2

Свиньи растут быстро, быстрее даже, чем дети, и хотя последние сильно переменились за первый месяц, проведенный ими на борту, маленький черный поросенок (чье имя при покупке было Гром) изменился даже еще сильнее. Он скоро вырос до таких размеров, что никто больше не мог позволить ему приваливаться к животу, ну а поскольку дружелюбие его ничуть не уменьшилось, роли переменились, и теперь общей заботой было найти кого-то из ребят, а то и составить из них целую скамейку и усадить на его скобленом боку. Они очень его полюбили (особенно Эмили) и называли его своим Милым Душкой, своей Милочкой Единственной, своим Верным Сердцем и всякими другими именами. Но сам он всегда изъяснялся только двумя способами. Когда ему чесали спину, он время от времени издавал отчетливое, нежное и удовлетворенное похрюкивание, и та же фраза (только произнесенная иным тоном) служила ему во всех других случаях и для выражения других эмоций — за одним исключением. Когда на него усаживалось сразу слишком уж много детей, из него исходило как бы легчайшее эхо тихой жалобы, что-то вроде завывания ветра в далекой-далекой трубе, как будто воздух из него выходил под давлением сквозь булавочный прокол.

Нельзя пожелать более удобного сиденья, чем на все согласная свинья.

— Если бы я была королевой, — сказала Эмили, — у меня бы, скорей всего, вместо трона была свинья.

— А может, у королевы так и есть, — предположил Гарри.

— Он любит, когда его чешут, — добавила она через некоторое время самым сентиментальным тоном, она как раз растирала ему покрытую мелкими чешуйками спину.

Помощник наблюдал за этой сценой.

— Думаю, тебе бы тоже понравилось, если б у тебя спина была в таком состоянии!

— Ох, какой же вы противный! — воскликнула польщенная Эмили.

Но идея пустила корни.

— Я бы на твоем месте его так не целовала. — Эмили теперь обращалась к Лоре, которая лежала, обвив руками поросячью шею и покрывая поцелуями соленое рыло от кольца в носу и до ушей.

— Лапочка моя!
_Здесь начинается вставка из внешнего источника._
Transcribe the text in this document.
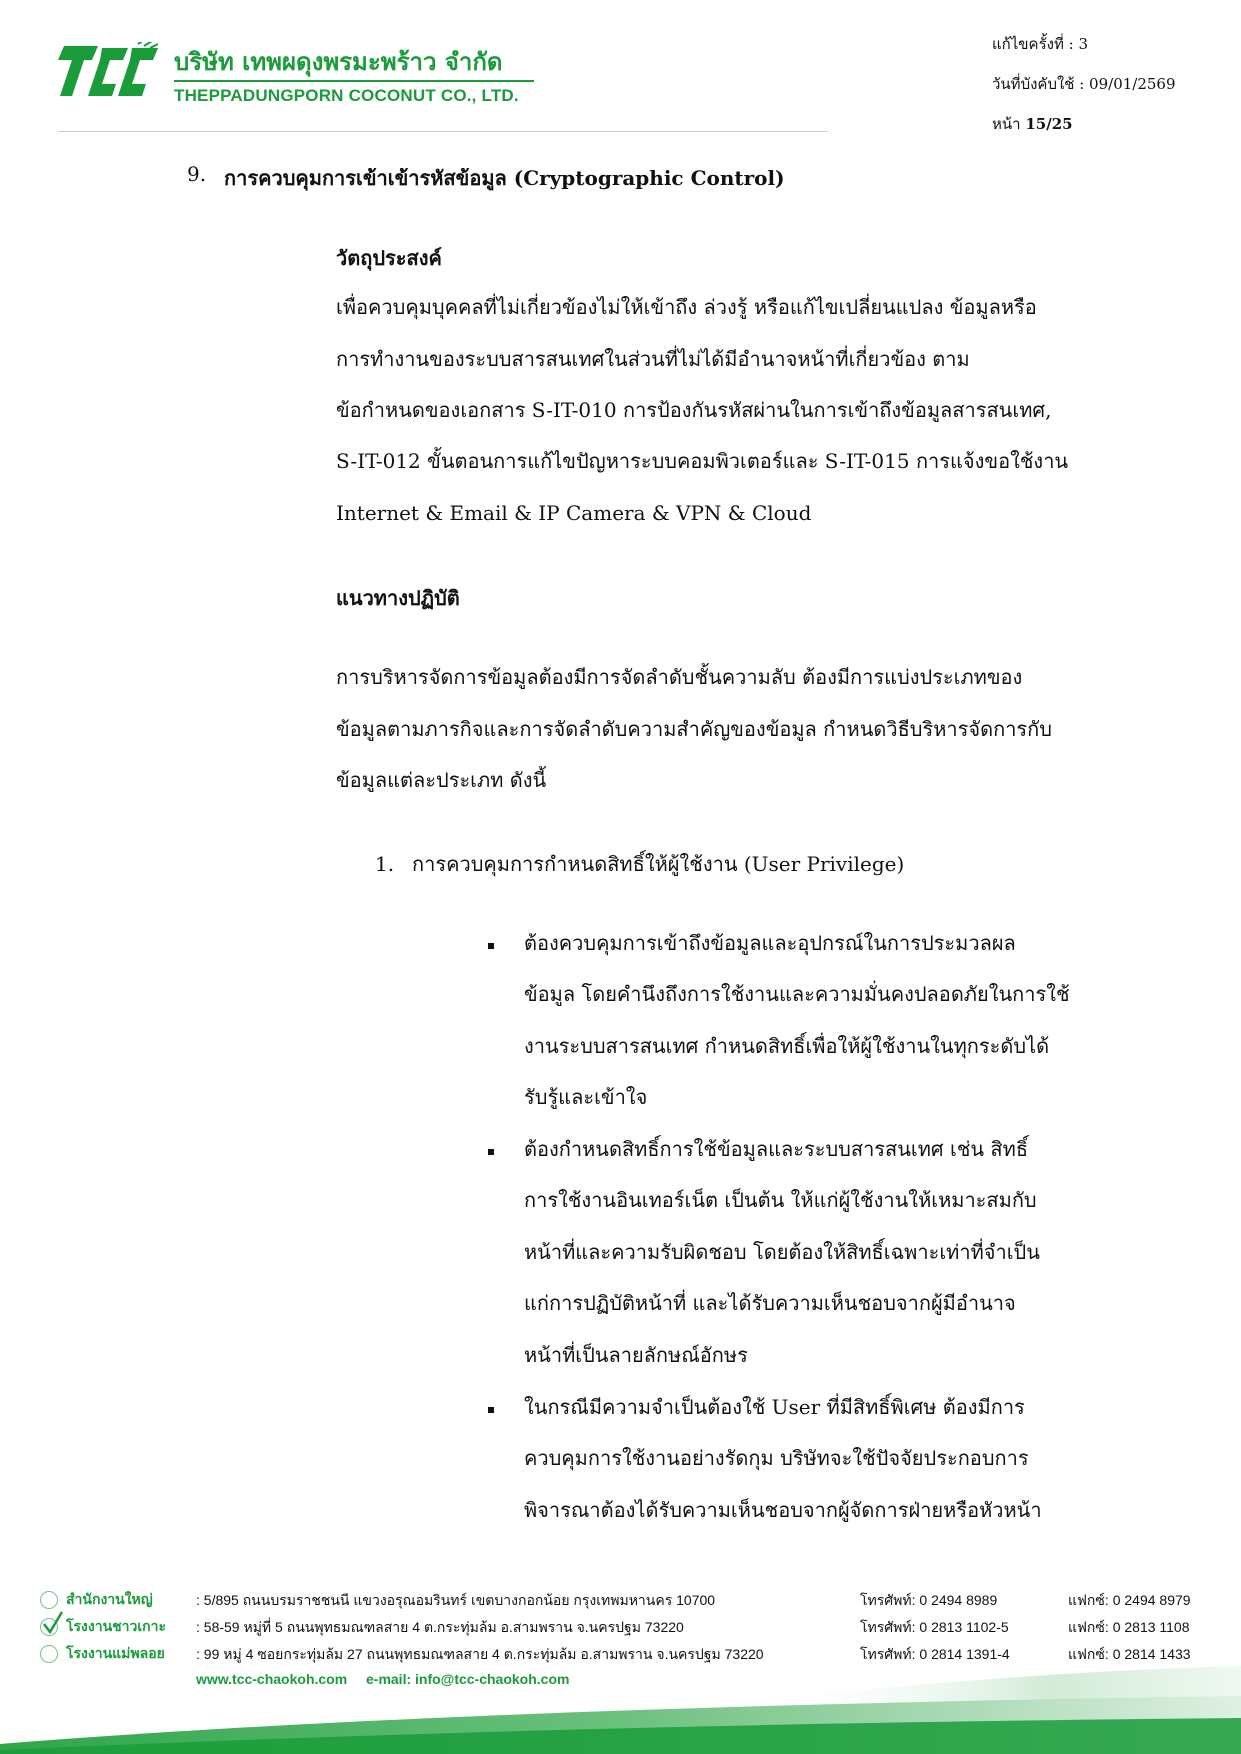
บริษัท เทพผดุงพรมะพร้าว จำกัด
THEPPADUNGPORN COCONUT CO., LTD.
แก้ไขครั้งที่ : 3
วันที่บังคับใช้ : 09/01/2569
หน้า 15/25
9. การควบคุมการเข้าเข้ารหัสข้อมูล (Cryptographic Control)
วัตถุประสงค์
เพื่อควบคุมบุคคลที่ไม่เกี่ยวข้องไม่ให้เข้าถึง ล่วงรู้ หรือแก้ไขเปลี่ยนแปลง ข้อมูลหรือ
การทำงานของระบบสารสนเทศในส่วนที่ไม่ได้มีอำนาจหน้าที่เกี่ยวข้อง ตาม
ข้อกำหนดของเอกสาร S-IT-010 การป้องกันรหัสผ่านในการเข้าถึงข้อมูลสารสนเทศ,
S-IT-012 ขั้นตอนการแก้ไขปัญหาระบบคอมพิวเตอร์และ S-IT-015 การแจ้งขอใช้งาน
Internet & Email & IP Camera & VPN & Cloud
แนวทางปฏิบัติ
การบริหารจัดการข้อมูลต้องมีการจัดลำดับชั้นความลับ ต้องมีการแบ่งประเภทของ
ข้อมูลตามภารกิจและการจัดลำดับความสำคัญของข้อมูล กำหนดวิธีบริหารจัดการกับ
ข้อมูลแต่ละประเภท ดังนี้
1. การควบคุมการกำหนดสิทธิ์ให้ผู้ใช้งาน (User Privilege)
ต้องควบคุมการเข้าถึงข้อมูลและอุปกรณ์ในการประมวลผล
ข้อมูล โดยคำนึงถึงการใช้งานและความมั่นคงปลอดภัยในการใช้
งานระบบสารสนเทศ กำหนดสิทธิ์เพื่อให้ผู้ใช้งานในทุกระดับได้
รับรู้และเข้าใจ
ต้องกำหนดสิทธิ์การใช้ข้อมูลและระบบสารสนเทศ เช่น สิทธิ์
การใช้งานอินเทอร์เน็ต เป็นต้น ให้แก่ผู้ใช้งานให้เหมาะสมกับ
หน้าที่และความรับผิดชอบ โดยต้องให้สิทธิ์เฉพาะเท่าที่จำเป็น
แก่การปฏิบัติหน้าที่ และได้รับความเห็นชอบจากผู้มีอำนาจ
หน้าที่เป็นลายลักษณ์อักษร
ในกรณีมีความจำเป็นต้องใช้ User ที่มีสิทธิ์พิเศษ ต้องมีการ
ควบคุมการใช้งานอย่างรัดกุม บริษัทจะใช้ปัจจัยประกอบการ
พิจารณาต้องได้รับความเห็นชอบจากผู้จัดการฝ่ายหรือหัวหน้า
สำนักงานใหญ่	: 5/895 ถนนบรมราชชนนี แขวงอรุณอมรินทร์ เขตบางกอกน้อย กรุงเทพมหานคร 10700	โทรศัพท์: 0 2494 8989	แฟกซ์: 0 2494 8979
โรงงานชาวเกาะ : 58-59 หมู่ที่ 5 ถนนพุทธมณฑลสาย 4 ต.กระทุ่มล้ม อ.สามพราน จ.นครปฐม 73220	โทรศัพท์: 0 2813 1102-5	แฟกซ์: 0 2813 1108
โรงงานแม่พลอย : 99 หมู่ 4 ซอยกระทุ่มล้ม 27 ถนนพุทธมณฑลสาย 4 ต.กระทุ่มล้ม อ.สามพราน จ.นครปฐม 73220	โทรศัพท์: 0 2814 1391-4	แฟกซ์: 0 2814 1433
www.tcc-chaokoh.com e-mail: info@tcc-chaokoh.com
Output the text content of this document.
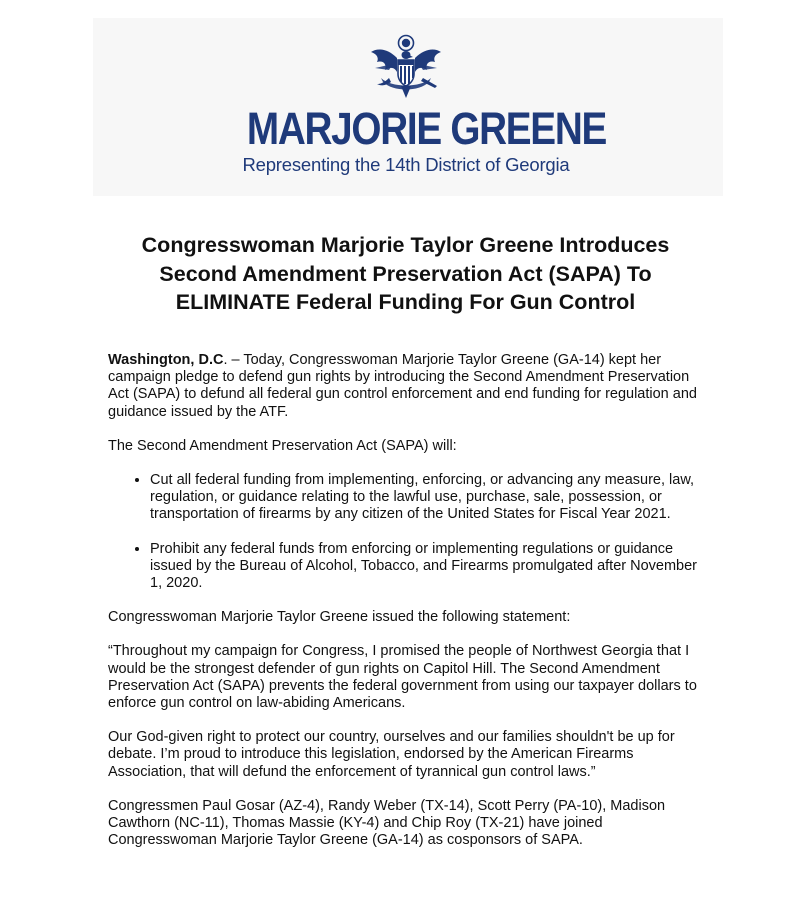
MARJORIE GREENE
Representing the 14th District of Georgia
Congresswoman Marjorie Taylor Greene Introduces Second Amendment Preservation Act (SAPA) To ELIMINATE Federal Funding For Gun Control

Washington, D.C. – Today, Congresswoman Marjorie Taylor Greene (GA-14) kept her campaign pledge to defend gun rights by introducing the Second Amendment Preservation Act (SAPA) to defund all federal gun control enforcement and end funding for regulation and guidance issued by the ATF.

The Second Amendment Preservation Act (SAPA) will:

• Cut all federal funding from implementing, enforcing, or advancing any measure, law, regulation, or guidance relating to the lawful use, purchase, sale, possession, or transportation of firearms by any citizen of the United States for Fiscal Year 2021.
• Prohibit any federal funds from enforcing or implementing regulations or guidance issued by the Bureau of Alcohol, Tobacco, and Firearms promulgated after November 1, 2020.

Congresswoman Marjorie Taylor Greene issued the following statement:

“Throughout my campaign for Congress, I promised the people of Northwest Georgia that I would be the strongest defender of gun rights on Capitol Hill. The Second Amendment Preservation Act (SAPA) prevents the federal government from using our taxpayer dollars to enforce gun control on law-abiding Americans.

Our God-given right to protect our country, ourselves and our families shouldn't be up for debate. I’m proud to introduce this legislation, endorsed by the American Firearms Association, that will defund the enforcement of tyrannical gun control laws.”

Congressmen Paul Gosar (AZ-4), Randy Weber (TX-14), Scott Perry (PA-10), Madison Cawthorn (NC-11), Thomas Massie (KY-4) and Chip Roy (TX-21) have joined Congresswoman Marjorie Taylor Greene (GA-14) as cosponsors of SAPA.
Хороший мой! — мурлыкала Лора в порядке косвенного протеста.

Коварный помощник предвидел, что тут нужно будет организовать некоторое отчуждение, если они все-таки собираются попробовать свежую свинину, не окропив ее при этом солеными слезами. Он намеревался приступить к этому делу полегоньку. Но, увы! Душа Лоры — капризный инструмент, и играть на нем было так же трудно, как на лютне о двадцати трех струнах.

Когда пришло время обедать, дети собрались за супом и пресными лепешками.
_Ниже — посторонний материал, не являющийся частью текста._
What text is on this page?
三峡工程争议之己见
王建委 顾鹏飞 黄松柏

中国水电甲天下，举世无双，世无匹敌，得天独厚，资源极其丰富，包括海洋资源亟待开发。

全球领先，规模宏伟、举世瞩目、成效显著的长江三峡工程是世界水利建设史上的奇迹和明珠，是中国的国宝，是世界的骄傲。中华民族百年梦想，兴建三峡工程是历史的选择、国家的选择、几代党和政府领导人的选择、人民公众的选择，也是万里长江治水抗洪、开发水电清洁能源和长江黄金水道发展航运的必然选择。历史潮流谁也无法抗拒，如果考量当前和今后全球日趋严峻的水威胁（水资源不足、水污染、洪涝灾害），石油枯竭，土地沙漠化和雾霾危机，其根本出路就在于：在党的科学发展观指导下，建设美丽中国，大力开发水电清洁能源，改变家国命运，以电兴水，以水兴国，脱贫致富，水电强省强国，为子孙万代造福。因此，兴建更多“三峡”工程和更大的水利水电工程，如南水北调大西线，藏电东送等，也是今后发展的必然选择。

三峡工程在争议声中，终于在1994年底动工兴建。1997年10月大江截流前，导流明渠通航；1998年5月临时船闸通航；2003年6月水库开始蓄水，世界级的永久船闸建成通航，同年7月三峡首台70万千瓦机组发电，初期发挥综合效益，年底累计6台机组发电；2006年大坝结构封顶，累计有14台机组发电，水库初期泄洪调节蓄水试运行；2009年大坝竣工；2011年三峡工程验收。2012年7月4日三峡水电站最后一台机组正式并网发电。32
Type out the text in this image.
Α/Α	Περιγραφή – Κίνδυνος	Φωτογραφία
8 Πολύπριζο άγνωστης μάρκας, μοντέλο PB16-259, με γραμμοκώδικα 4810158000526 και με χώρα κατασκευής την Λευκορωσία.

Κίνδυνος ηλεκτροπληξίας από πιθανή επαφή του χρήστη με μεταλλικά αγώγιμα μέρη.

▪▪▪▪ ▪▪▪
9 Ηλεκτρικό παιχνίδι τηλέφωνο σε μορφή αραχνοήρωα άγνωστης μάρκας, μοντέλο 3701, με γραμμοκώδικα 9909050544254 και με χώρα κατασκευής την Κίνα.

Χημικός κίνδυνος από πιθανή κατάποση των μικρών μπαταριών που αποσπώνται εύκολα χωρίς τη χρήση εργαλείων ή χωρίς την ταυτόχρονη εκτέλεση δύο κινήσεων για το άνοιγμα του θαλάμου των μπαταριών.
На шхуне они не переедали: им давали мало такого, что обычно считается полезным для здоровья или содержит витамины (если только они не входят в состав ранее упомянутых “двух галлонов дерьма”), но им оттого было ничуть не хуже.

Сначала кок ставил вариться разные овощи из тех, что не портятся при долгом хранении, — они все вместе загружались в большой котел на пару часов. Потом из бочонка заблаговременно извлекался изрядный кусок соленой свинины, промывался в небольшом количестве пресной воды, добавлялся к овощам, и все вместе кипело на медленном огне до полной готовности. Затем мясо вынималось, и капитан с помощником сначала ели суп, а уже потом мясо — без тарелок, как джентльмены. После чего, если день был будний, мясо клали остывать на полку в каюте, и оно было готово к разогреву в завтрашнем супе, команда же и дети ели бульон с бисквитами; но, если было воскресенье, капитан брал большой кусок мяса и в благодушном настроении кромсал его на мелкие кусочки, будто и в самом деле для малых детей, и перемешивал с овощами в огромной деревянной лохани, откуда черпали все — и команда, и дети. Порядок кормления был поистине патриархальный.

Даже за обедом Маргарет не присоединялась к остальным, а ела в каюте, хотя на всем корабле было только две тарелки. Вероятно, она пользовалась тарелкой помощника после того, как тот отобедает.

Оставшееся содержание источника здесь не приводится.